L'autre est incapable de se laisser aimer. Il est convaincu de ne pas en être digne. Cette souffrance se transforme en croissance en brisant la coquille dans laquelle l'autre s'est enfermé.

L'autre est convaincu de ne pas être à la hauteur. Toute sa vie il a trainé ce lourd secret: il croit ne pas être valable. Cette conviction colore chacune de ses pensées, chacun de ses comportements, chacune de ses décisions. L'autre s'habitue à cette ombre tapie au fond de lui-même qui lui susurre constamment à l'oreille: "tu ne vaux pas la peine".
Évidemment, ainsi habité de cette conviction, l'autre en viendra à agir en conséquence.

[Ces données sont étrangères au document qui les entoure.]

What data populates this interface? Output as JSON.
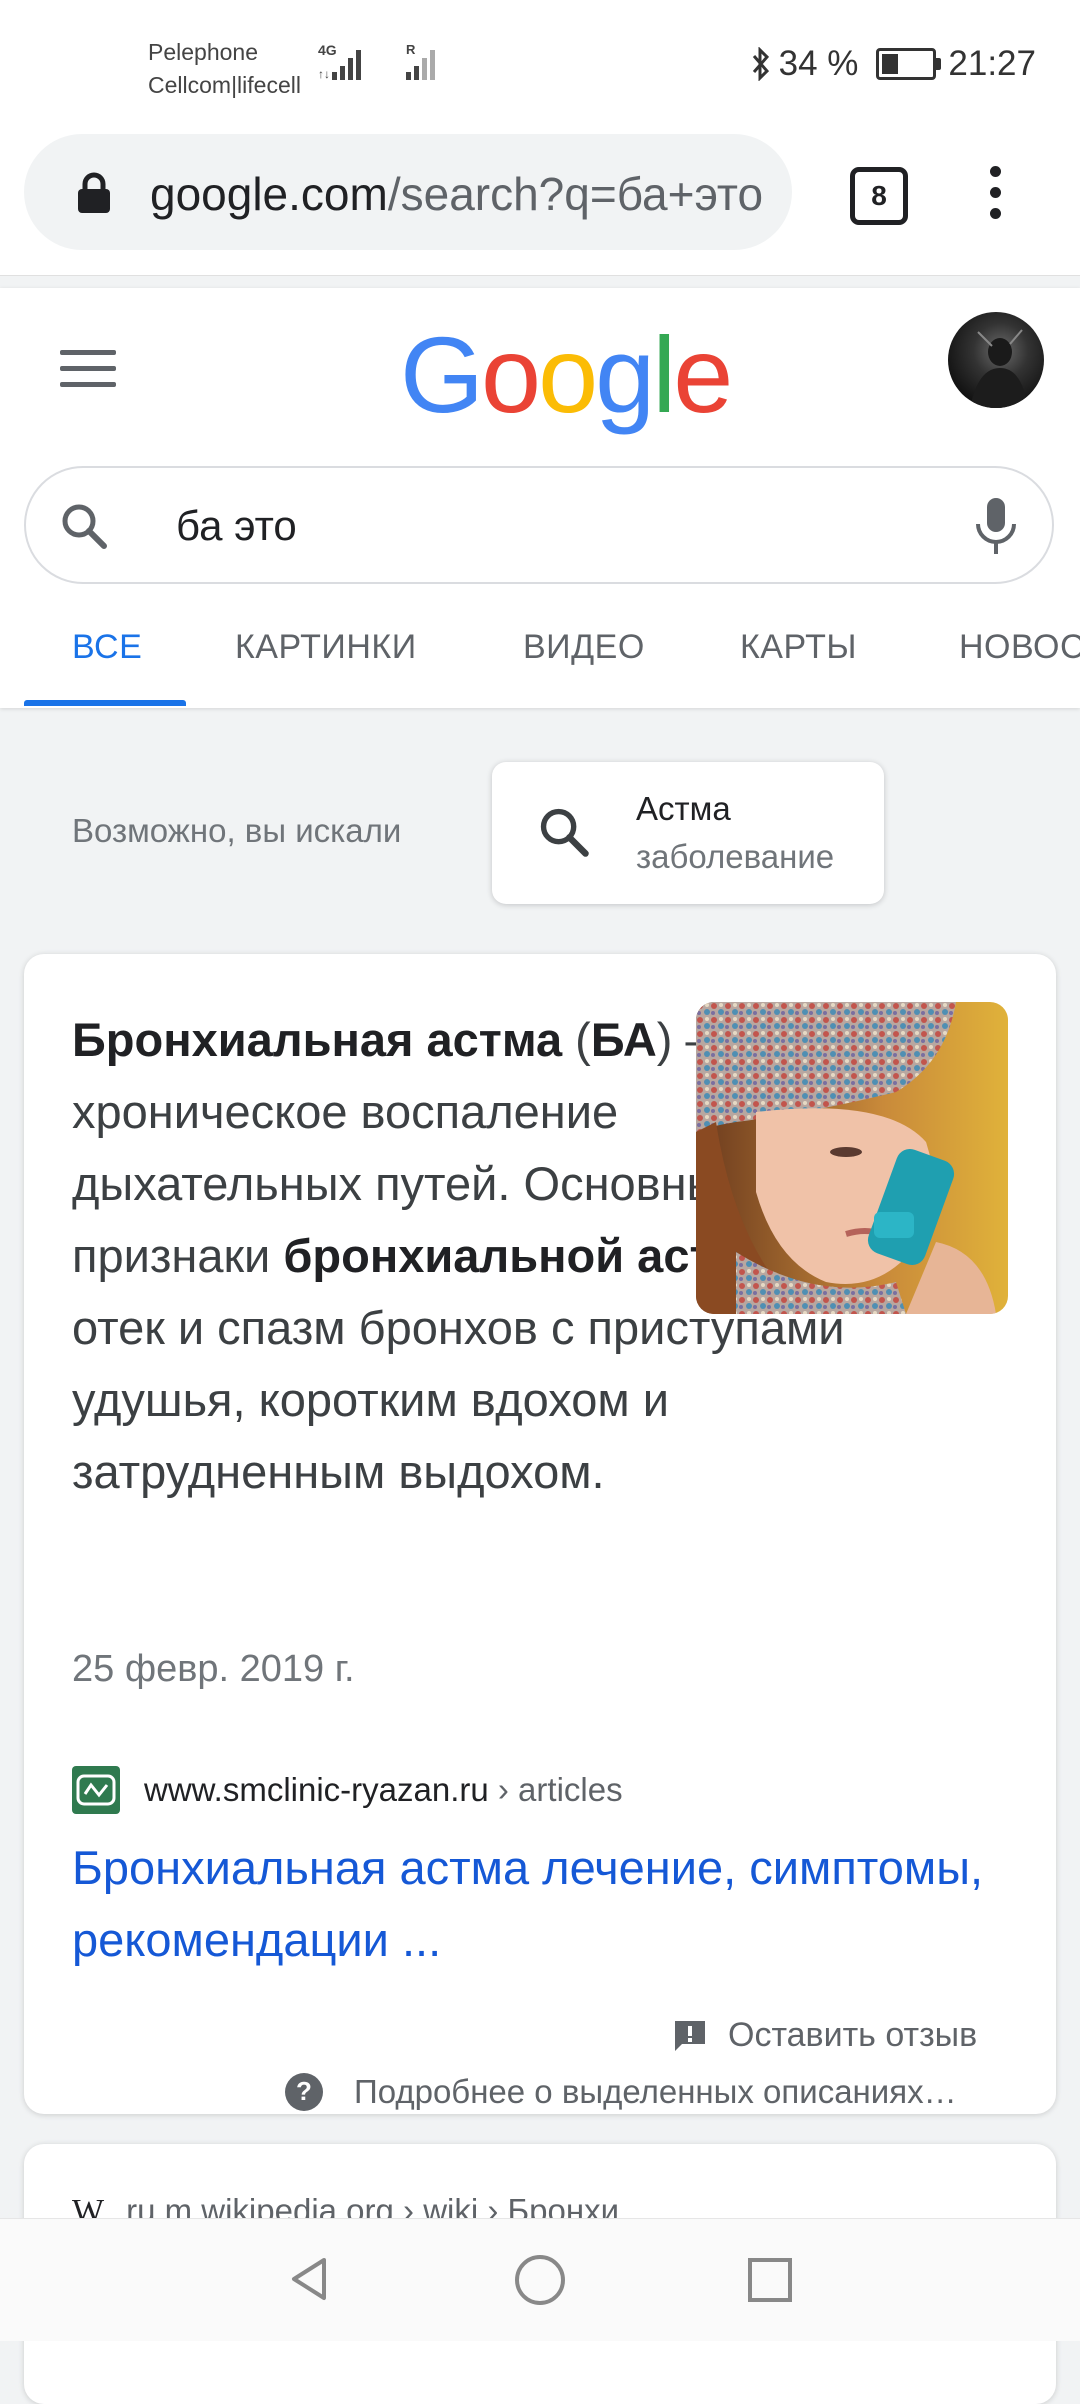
{
  "status_bar": {
    "carrier1": "Pelephone",
    "carrier2": "Cellcom|lifecell",
    "net1": "4G",
    "net2": "R",
    "battery_pct": "34 %",
    "battery_level": 0.34,
    "time": "21:27"
  },
  "browser": {
    "url_domain": "google.com",
    "url_rest": "/search?q=ба+это",
    "tab_count": "8"
  },
  "google": {
    "logo_letters": [
      "G",
      "o",
      "o",
      "g",
      "l",
      "e"
    ],
    "logo_colors": [
      "#4285F4",
      "#EA4335",
      "#FBBC05",
      "#4285F4",
      "#34A853",
      "#EA4335"
    ],
    "query": "ба это",
    "tabs": [
      "ВСЕ",
      "КАРТИНКИ",
      "ВИДЕО",
      "КАРТЫ",
      "НОВОСТИ"
    ],
    "active_tab": "ВСЕ"
  },
  "did_you_mean": {
    "label": "Возможно, вы искали",
    "chip_title": "Астма",
    "chip_subtitle": "заболевание"
  },
  "featured_snippet": {
    "b1": "Бронхиальная астма",
    "t1": " (",
    "b2": "БА",
    "t2": ") — хроническое воспаление дыхательных путей. Основные признаки ",
    "b3": "бронхиальной астмы",
    "t3": " — отек и спазм бронхов с приступами удушья, коротким вдохом и затрудненным выдохом.",
    "date": "25 февр. 2019 г.",
    "site_domain": "www.smclinic-ryazan.ru",
    "site_path": " › articles",
    "title": "Бронхиальная астма лечение, симптомы, рекомендации ...",
    "feedback": "Оставить отзыв",
    "learn_more": "Подробнее о выделенных описаниях…"
  },
  "next_result": {
    "url": "ru.m.wikipedia.org › wiki › Бронхи..."
  },
  "icons": {
    "lock": "lock-icon",
    "search": "search-icon",
    "mic": "mic-icon",
    "menu": "menu-icon",
    "more": "more-vert-icon",
    "feedback": "feedback-icon",
    "help": "help-icon",
    "back": "nav-back-icon",
    "home": "nav-home-icon",
    "recents": "nav-recents-icon"
  }
}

Il s'habituera à l'abandon et au rejet qu'il créera souvent lui-même en se sabotant.
Aux yeux des autres, l'autre semblera "ok". Il fait des efforts pour se garder la tête hors de l'eau. Dans ses rapports obligés par la vie quotidienne, l'autre arrive à faire bonne figure. Mais quand il se retire dans sa caverne, seul avec son fantôme, il se laisse complètement envahir et se retrouve à la merci de ses mensonges.

Il devient très difficile pour cet autre d'aimer et d'être aimé. Quoiqu'il fasse, il sait que ses carences susciteront tôt ou tard le rejet et l'abandon, s'il ne se sabote pas lui-même. Il s'habitue donc à vivre seul. Il s'isole parce que c'est moins douloureux que de risquer sa vulnérabilité. Il se risque parfois à s'approcher d'un autre, mais ses brûlures le rendent frileux, prudent, insécure. Toujours à l'affût du moindre signe de rejet, il est prêt à s'enfuir à tout moment.
Parfois, l'autre rencontre un autre aussi blessé que lui-même. Il comprend cet autre. Il est plein de compassion parce qu'il sait comment se sent l'autre. Il entrevoit un rapprochement, une amitié, peut-être même un amour. Puis, il s'aperçoit que l'autre agit exactement comme lui et ne se laisse pas approcher. Et c'est le retour à la caverne et aux relations superficielles et éphémères.

Pourtant, tout comme le grain de sable irritera l'huître et la forcera à se protéger en le transformant en perle, l'autre tourne sa blessure en trésor. Quel est ce trésor? Empathie, compréhension, écoute, bienveillance à l'égard de l'autre. Sa souffrance lui permet de comprendre la souffrance de l'autre. Il développe de plus en plus la capacité d'aimer sans rien attendre en retour, conscient que le bien qu'il fera à l'autre, lui reviendra un jour par un autre canal auquel LA Vie s'assurera de lui donner accès.
L'autre a souffert du manque d'écoute, il décide donc d'en donner tout plein. L'autre a souffert du manque de compréhension, il décide donc d'en donner tout plein. Et peu à peu, cette souffrance se transforme en croissance et en une plus grande capacité d'aimer l'autre.
Et une femme parla, disant : Parle-nous de la souffrance:
Et il dit :
Votre souffrance est ce par quoi se brise la coquille de votre entendement.
Et comme il faut que le noyau du fruit se rompe pour que le cœur du fruit s’offre au soleil, ainsi vous faut-il connaître la souffrance.
Et si vous avez su maintenir vos cœurs dans l’étonnement devant les miracles de votre existence quotidienne, votre souffrance ne vous semblera pas moins étonnante que votre joie.
Et, ainsi, vous consentirez aux saisons de votre cœur comme vous avez toujours consentit aux saisons qui passent sur vos champs.
Et vous veillerez sereinement à travers les hivers de votre mélancolie.
Beaucoup de votre souffrance a été par vous-même choisie.
C’est le remède amer adopté par le médecin qui est en vous pour soigner votre moi malade.
Ayez foi en ce médecin et buvez son remède en silence, paisiblement :
Parce que sa main, fût-elle dure et pesante, est guidée par la main bienveillante de L’Invisible.
Et parce que la coupe qu’il vous tend, si même elle brûle vos lèvres, est faite d’une argile trempée aux larmes sainte du Potier.